A Primeira Sessão da Assembleia Sinodal, realizada de 4 a 29 de outubro, em Roma, teve como mote ‘Para uma Igreja sinodal: comunhão, participação, missão’.

O Igreja Viva de 2 de novembro trouxe uma entrevista com o padre Paulo Terroso, membro da Comissão de Informação da Secretaria-Geral do Sínodo dos Bispos, que acompanhou de perto esse momento fundamental da vida da Igreja.

Aproveitamos para recordar o tema, que ainda será assunto, na construção do caminho sinodal, até a fase de conclusão no próximo ano.

Há uma expectativa em torno de decisões sobre questões da Igreja, sem lembrar que o Sínodo é em si um processo.  Quase um ano é o tempo que nos separa da próxima fase. Que temas ficam desta Assembleia que está a terminar? 

Pe. Paulo Terroso - O relatório de síntese é como que uma reflexão sobre a Igreja a 360 graus. Aliás, este é um dos motivos de crítica ao Sínodo, pela amplitude de matérias a tratar. Porém, como referiu o coordenador dos peritos teólogos do Sínodo, padre Dario Vitali, na Congregação Geral que iniciava o trabalho do módulo sobre a participação, responsabilidade e autoridade, “quando chegarmos ao consenso de que a Igreja é constitutivamente sinodal, teremos que repensar toda a Igreja, todas as instituições, toda a vida da Igreja, num sentido sinodal”.
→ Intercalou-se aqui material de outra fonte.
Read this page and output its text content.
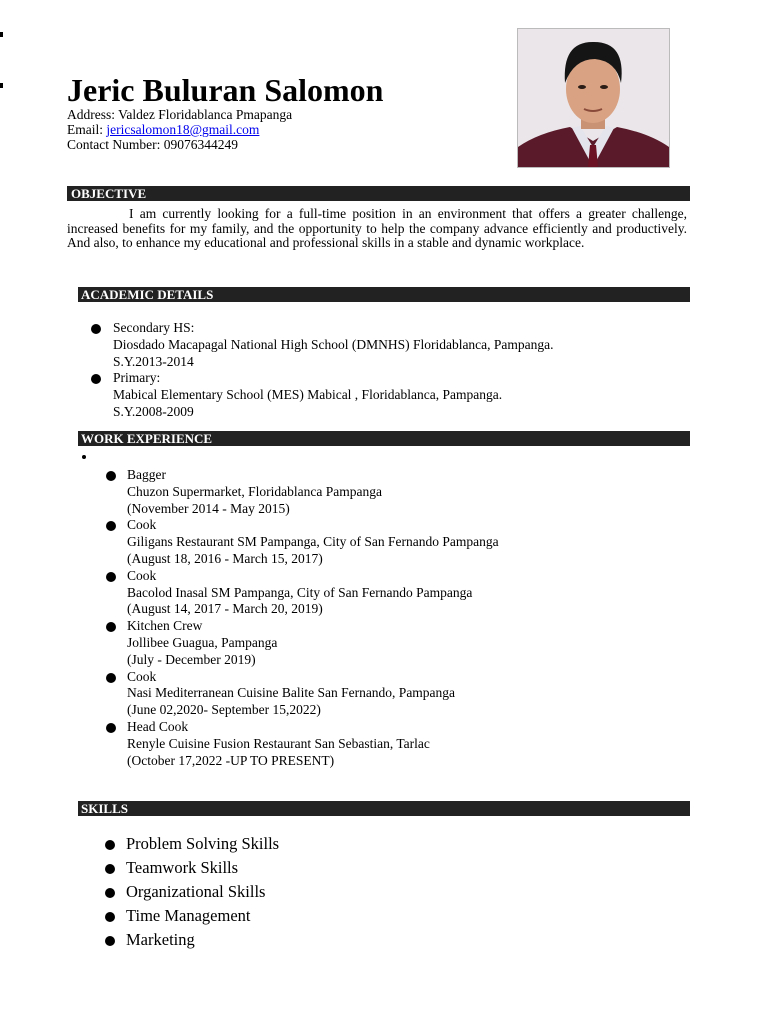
Jeric Buluran Salomon
Address: Valdez Floridablanca Pmapanga
Email: jericsalomon18@gmail.com
Contact Number: 09076344249
OBJECTIVE

I am currently looking for a full-time position in an environment that offers a greater challenge, increased benefits for my family, and the opportunity to help the company advance efficiently and productively. And also, to enhance my educational and professional skills in a stable and dynamic workplace.

ACADEMIC DETAILS
Secondary HS:
Diosdado Macapagal National High School (DMNHS) Floridablanca, Pampanga.
S.Y.2013-2014
Primary:
Mabical Elementary School (MES) Mabical , Floridablanca, Pampanga.
S.Y.2008-2009
WORK EXPERIENCE
Bagger
Chuzon Supermarket, Floridablanca Pampanga
(November 2014 - May 2015)
Cook
Giligans Restaurant SM Pampanga, City of San Fernando Pampanga
(August 18, 2016 - March 15, 2017)
Cook
Bacolod Inasal SM Pampanga, City of San Fernando Pampanga
(August 14, 2017 - March 20, 2019)
Kitchen Crew
Jollibee Guagua, Pampanga
(July - December 2019)
Cook
Nasi Mediterranean Cuisine Balite San Fernando, Pampanga
(June 02,2020- September 15,2022)
Head Cook
Renyle Cuisine Fusion Restaurant San Sebastian, Tarlac
(October 17,2022 -UP TO PRESENT)
SKILLS
Problem Solving Skills
Teamwork Skills
Organizational Skills
Time Management
Marketing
Neste sentido, o relatório síntese espelha todo o caminho percorrido até agora e estrutura-se a partir de três eixos dinâmicos: convergências, questões a abordar e propostas que surgiram do diálogo. São oferecidas reflexões e propostas sobre temáticas como o papel das mulheres e dos leigos, o ministério dos bispos, o sacerdócio e o diaconato, a importância dos pobres e migrantes, a missão digital, o ecumenismo e os abusos. 

Tudo merece a nossa atenção, mas o que vai exigir mais compromisso, de todos nós, são as questões que carecem de respostas e dar seguimento às propostas.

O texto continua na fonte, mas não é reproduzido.